Although the modern day Kruger National Park boasts a wonderfully rich and long history from the time it was first proclaimed, the lands history goes further back than that.
Not only is the Kruger National Park a spectacular place for observing some of South Africa’s most vibrant wildlife, but it is also the place to go exploring the ancient secrets of the past tribes and people who once lived here. Over the last 100 years since the park was first proclaimed, numerous discoveries pointing out old kingdoms and settlements have been discovered dotted all over the park, making the Kruger an important historical place.
While the southern Kruger is a little more modern, those who travel around the park will find traces of the past wherever they go, especially as they travel further north. In the northern sections the landscape is drier, with giant baobab trees see all over. On top of hills it is easy to see the remains of ancient settlements and easier still to understand why the early inhabitants chose to settle here.
The Legacy of African Kingdoms
Some of Southern Africa’s most powerful kingdoms have been linked to this part of the Kruger National Park. From ancient trade routes to gold mining, there are more than a few reasons why those kingdoms thrived here.

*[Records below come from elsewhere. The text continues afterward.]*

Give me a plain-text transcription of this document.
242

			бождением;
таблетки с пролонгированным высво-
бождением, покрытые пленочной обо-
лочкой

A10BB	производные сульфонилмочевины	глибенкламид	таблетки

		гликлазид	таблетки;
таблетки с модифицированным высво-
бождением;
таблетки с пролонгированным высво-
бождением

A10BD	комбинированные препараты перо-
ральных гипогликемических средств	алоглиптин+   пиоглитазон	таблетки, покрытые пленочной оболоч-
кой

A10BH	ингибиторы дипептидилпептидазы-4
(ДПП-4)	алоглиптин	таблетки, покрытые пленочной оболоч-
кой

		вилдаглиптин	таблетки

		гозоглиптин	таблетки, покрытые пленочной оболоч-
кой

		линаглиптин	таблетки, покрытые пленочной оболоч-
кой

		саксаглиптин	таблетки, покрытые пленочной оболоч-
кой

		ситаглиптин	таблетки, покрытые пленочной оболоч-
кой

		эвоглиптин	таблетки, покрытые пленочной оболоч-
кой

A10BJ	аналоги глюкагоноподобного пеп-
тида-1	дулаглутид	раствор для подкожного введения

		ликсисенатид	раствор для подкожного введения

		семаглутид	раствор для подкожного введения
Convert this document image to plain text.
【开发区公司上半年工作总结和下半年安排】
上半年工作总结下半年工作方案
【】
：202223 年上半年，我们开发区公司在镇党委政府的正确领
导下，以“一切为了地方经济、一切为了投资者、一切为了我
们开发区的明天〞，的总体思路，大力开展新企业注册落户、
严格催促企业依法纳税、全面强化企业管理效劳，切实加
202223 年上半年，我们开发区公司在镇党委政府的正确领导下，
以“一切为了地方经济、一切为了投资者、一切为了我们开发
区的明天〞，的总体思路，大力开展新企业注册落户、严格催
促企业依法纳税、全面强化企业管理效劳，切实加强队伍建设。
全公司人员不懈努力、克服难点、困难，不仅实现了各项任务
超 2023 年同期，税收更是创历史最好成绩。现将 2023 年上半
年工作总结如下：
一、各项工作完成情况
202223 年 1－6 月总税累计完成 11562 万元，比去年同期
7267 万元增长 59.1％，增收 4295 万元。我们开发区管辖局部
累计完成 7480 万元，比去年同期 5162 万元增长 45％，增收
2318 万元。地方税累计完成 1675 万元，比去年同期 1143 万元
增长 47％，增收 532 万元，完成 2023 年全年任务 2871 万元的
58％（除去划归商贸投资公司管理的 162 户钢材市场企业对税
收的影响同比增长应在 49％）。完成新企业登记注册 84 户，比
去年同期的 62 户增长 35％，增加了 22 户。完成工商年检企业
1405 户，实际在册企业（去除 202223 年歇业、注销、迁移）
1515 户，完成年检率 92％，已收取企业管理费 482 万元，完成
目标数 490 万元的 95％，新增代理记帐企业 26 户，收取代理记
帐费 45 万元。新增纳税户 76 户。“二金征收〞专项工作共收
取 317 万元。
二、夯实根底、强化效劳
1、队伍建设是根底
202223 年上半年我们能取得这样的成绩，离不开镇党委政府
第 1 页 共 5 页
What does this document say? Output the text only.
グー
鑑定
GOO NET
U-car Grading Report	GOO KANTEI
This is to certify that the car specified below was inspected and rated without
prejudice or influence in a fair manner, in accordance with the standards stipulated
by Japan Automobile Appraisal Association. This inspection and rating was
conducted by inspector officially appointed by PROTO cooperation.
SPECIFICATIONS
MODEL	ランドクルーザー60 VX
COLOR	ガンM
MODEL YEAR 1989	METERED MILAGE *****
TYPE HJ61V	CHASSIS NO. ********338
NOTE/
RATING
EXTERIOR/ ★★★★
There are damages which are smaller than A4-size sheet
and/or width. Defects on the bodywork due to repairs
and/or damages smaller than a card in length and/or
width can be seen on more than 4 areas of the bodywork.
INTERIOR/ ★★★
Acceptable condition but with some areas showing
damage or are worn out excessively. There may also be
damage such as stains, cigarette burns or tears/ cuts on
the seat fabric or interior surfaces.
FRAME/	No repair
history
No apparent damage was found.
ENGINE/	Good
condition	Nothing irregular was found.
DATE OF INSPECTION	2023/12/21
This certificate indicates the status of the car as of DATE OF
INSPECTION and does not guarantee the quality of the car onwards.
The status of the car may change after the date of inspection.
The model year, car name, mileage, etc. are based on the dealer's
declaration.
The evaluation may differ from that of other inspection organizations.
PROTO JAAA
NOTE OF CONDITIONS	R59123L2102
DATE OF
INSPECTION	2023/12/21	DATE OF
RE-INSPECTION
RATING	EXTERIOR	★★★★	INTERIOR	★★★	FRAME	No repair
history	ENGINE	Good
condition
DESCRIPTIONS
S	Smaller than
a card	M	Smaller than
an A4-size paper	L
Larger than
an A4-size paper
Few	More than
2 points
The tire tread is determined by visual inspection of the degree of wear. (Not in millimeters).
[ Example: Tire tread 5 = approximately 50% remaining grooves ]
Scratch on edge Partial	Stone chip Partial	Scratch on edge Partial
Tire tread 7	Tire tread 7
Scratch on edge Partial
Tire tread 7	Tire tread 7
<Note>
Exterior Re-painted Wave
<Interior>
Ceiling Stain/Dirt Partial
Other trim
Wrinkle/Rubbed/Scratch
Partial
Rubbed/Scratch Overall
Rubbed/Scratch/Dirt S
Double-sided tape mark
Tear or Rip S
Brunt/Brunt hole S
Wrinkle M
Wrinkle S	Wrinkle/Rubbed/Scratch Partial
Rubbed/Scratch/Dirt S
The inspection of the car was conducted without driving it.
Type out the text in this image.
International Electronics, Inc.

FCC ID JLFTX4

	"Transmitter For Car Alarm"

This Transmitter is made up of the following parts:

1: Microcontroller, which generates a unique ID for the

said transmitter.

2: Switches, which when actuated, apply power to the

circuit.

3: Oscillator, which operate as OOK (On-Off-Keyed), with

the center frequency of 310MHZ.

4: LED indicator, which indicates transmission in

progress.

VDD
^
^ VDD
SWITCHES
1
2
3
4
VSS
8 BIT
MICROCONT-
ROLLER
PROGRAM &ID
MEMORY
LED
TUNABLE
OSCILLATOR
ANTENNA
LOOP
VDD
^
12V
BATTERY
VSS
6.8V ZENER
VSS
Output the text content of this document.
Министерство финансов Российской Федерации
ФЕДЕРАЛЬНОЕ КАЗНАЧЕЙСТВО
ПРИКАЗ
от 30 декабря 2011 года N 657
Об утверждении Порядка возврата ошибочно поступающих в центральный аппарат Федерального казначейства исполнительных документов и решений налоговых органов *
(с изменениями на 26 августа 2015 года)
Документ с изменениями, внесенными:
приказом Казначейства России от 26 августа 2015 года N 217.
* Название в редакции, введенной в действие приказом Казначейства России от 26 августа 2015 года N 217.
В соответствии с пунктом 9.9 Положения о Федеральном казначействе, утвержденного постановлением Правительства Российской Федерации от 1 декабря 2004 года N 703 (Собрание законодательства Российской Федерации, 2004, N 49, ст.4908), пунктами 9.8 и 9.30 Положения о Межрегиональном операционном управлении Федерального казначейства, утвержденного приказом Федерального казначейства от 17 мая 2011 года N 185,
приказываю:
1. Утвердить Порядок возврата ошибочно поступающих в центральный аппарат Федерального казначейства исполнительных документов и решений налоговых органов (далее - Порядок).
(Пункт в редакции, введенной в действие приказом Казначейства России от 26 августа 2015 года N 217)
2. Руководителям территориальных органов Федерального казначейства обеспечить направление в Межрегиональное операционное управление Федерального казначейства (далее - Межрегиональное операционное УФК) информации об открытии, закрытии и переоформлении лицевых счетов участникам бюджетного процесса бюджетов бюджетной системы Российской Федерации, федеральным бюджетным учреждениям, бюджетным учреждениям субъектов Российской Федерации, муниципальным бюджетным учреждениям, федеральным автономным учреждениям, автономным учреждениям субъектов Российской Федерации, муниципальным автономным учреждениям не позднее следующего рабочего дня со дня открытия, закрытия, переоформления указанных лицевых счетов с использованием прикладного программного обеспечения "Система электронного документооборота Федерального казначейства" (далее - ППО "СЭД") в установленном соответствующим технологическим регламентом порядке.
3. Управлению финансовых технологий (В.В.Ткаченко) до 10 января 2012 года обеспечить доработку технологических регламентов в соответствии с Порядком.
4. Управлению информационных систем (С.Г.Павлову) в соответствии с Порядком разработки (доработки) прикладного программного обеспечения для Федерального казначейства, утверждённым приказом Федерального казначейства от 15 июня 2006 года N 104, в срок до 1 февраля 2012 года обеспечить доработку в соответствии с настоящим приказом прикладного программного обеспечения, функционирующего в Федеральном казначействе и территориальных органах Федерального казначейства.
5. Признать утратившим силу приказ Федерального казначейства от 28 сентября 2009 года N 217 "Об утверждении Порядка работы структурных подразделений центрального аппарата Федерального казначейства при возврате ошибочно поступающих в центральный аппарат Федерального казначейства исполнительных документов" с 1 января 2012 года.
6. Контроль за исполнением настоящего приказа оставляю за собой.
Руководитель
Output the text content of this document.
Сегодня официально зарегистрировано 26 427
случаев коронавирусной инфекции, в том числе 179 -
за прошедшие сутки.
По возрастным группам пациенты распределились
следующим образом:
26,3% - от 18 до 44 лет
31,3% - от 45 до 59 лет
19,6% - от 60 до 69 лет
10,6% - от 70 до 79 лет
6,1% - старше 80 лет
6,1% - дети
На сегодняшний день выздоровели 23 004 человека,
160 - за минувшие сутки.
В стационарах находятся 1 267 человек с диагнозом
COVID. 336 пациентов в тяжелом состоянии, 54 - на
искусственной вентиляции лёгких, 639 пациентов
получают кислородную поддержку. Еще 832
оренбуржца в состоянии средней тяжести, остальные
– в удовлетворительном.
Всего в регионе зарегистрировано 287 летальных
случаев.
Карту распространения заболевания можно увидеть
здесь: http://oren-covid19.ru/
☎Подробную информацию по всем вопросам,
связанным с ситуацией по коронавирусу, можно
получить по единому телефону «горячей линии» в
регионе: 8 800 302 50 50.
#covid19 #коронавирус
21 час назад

It is even believed that the tales of the Queen of Sheba come from here.
The ancient times live on here, and when travelling through this part of the Kruger, you will feel transported to this era, as the stories of the past still play a big role in the character of the park today.
A Wild Place
Once you enter the Kruger National Park, you will feel in touch with the past. Although the park sees thousands of visitors each year, the same ancient vibe remains and a quick visit to the monuments, museums, and remains of ancient settlements are a reminder of a past that has not died.
While you are exploring the wilderness, you should take the time to learn more about the history of the park, before it was proclaimed. Learn about the ancient cultures and see the remains of their lives. You could also visit any one of the numerous rock painting sites, many of which are carefully hidden away beneath rock overhangs.